DL: He thought part of the hook—in the old Mr. Kotter style—was television. David keeps comparing things to TV and movies, which he then kind of smiles about. “The culture has a whole weird, complicated relation to its pop self. Because I know that, like, when I make that Gilligan reference in class, everybody laughs. And there’s a jagged edge to it. Because everybody’s a little uncomfortable with how familiar it is.”
I think they could tell he would do whatever he had to do to make them smarter; the books are like that too—they go to any lengths—and he was doing that for them live. (His mom told me—she’s a grammar whiz—if he had a student in his office, and was stumped on a technical point of grammar, he’d phone her up. “You could hear the student sort of laughing in the background. ‘Here’s David Foster Wallace calling his mother.’”) He was really there, not running on automatic, which I think the students can also sense. And then he was full of practical advice.

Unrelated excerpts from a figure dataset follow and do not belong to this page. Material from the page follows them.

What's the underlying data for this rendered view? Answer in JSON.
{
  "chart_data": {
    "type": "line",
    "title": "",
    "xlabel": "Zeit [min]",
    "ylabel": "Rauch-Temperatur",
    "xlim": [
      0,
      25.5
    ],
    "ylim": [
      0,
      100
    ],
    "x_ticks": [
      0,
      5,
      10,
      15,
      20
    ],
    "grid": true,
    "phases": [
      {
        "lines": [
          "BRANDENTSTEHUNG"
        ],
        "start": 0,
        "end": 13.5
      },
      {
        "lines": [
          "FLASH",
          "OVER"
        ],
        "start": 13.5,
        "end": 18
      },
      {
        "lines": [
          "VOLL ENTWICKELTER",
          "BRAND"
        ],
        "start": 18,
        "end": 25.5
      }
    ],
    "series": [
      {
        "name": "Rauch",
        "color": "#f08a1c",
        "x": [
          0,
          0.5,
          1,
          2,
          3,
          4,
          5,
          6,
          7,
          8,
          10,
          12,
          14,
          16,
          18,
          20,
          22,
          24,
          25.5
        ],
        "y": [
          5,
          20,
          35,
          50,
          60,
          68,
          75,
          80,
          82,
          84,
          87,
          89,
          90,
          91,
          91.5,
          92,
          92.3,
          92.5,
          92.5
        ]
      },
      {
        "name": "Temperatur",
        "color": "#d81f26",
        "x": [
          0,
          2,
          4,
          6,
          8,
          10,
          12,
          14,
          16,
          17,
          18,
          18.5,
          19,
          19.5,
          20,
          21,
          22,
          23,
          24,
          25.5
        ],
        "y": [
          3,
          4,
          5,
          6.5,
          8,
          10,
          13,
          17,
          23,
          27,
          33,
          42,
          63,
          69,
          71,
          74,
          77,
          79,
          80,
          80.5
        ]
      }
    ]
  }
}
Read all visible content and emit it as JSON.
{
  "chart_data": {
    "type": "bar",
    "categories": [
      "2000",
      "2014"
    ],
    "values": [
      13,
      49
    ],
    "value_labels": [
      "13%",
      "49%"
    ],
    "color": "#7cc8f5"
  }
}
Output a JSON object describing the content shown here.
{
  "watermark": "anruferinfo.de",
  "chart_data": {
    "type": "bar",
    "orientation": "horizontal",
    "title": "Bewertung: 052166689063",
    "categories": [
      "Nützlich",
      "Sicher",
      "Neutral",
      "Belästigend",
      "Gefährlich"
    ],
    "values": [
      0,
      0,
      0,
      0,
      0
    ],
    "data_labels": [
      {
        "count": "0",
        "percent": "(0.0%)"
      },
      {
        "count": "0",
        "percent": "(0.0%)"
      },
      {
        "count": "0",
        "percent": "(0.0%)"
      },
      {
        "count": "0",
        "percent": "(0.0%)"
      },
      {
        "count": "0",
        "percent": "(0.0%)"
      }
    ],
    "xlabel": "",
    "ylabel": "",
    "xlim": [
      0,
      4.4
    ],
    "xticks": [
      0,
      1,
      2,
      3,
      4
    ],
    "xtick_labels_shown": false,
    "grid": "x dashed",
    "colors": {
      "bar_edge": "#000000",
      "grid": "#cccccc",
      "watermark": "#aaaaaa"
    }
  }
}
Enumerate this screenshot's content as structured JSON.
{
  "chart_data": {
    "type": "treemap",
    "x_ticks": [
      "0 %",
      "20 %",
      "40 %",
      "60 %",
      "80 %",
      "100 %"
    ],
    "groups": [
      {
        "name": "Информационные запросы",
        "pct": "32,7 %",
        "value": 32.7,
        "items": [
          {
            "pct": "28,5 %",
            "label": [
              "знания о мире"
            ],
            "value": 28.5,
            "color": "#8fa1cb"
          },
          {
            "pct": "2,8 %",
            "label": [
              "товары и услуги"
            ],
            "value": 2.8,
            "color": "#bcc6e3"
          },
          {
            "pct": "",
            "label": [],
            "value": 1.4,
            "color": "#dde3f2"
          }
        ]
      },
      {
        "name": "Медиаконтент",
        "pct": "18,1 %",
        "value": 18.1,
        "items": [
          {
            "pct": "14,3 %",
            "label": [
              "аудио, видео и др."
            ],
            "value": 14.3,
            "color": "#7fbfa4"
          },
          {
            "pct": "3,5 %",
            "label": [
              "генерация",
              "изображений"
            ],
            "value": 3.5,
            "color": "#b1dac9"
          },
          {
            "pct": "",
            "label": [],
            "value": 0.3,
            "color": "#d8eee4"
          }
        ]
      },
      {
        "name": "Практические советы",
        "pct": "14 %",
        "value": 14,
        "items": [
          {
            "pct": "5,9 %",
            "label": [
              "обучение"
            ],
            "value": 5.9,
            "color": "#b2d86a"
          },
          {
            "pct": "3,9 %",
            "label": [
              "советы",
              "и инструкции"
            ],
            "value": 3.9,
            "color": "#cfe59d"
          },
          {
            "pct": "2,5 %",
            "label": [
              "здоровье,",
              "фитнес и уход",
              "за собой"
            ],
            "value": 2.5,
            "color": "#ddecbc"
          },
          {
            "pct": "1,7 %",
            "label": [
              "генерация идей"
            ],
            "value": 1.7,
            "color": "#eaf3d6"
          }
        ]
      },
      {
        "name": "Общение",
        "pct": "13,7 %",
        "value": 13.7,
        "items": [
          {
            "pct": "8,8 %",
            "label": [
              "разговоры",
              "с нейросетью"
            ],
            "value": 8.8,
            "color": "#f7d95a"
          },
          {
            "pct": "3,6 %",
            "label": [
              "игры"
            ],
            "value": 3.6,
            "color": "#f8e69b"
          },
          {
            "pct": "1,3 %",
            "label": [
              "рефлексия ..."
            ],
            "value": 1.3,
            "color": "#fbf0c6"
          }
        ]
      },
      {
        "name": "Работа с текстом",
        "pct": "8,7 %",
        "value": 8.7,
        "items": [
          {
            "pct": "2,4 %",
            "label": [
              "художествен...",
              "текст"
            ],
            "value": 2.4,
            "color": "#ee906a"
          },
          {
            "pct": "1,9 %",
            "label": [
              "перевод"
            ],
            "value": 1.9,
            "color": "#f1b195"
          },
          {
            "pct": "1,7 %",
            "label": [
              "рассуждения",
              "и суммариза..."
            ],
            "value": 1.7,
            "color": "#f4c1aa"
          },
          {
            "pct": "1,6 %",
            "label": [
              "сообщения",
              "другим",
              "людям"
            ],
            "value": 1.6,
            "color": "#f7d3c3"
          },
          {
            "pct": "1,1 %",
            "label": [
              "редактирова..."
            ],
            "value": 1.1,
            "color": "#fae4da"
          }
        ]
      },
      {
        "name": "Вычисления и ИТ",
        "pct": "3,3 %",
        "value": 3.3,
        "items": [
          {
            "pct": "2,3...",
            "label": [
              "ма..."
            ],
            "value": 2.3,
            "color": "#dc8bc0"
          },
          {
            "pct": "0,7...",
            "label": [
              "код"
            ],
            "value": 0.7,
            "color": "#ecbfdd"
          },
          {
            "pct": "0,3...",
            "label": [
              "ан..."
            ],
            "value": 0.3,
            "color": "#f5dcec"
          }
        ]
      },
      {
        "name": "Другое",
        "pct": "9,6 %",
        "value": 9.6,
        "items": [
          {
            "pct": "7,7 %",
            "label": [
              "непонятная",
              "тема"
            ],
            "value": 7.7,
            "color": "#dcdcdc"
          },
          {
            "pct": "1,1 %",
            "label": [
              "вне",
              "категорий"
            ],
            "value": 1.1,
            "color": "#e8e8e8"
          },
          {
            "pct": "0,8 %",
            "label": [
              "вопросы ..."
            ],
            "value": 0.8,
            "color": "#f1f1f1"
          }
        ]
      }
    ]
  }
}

He told them to be wary of the campus romance subject: “The great dread of creative writing professors: ‘Their eyes met over the keg…’” And exceptionally clear: There are a lot of jobs writing has to do, “But the job of the first eight pages is not to have the reader want to throw the book at the wall, during the first eight pages.” His teaching was like everything else: which is, don’t let things become automatic, be alive, connect.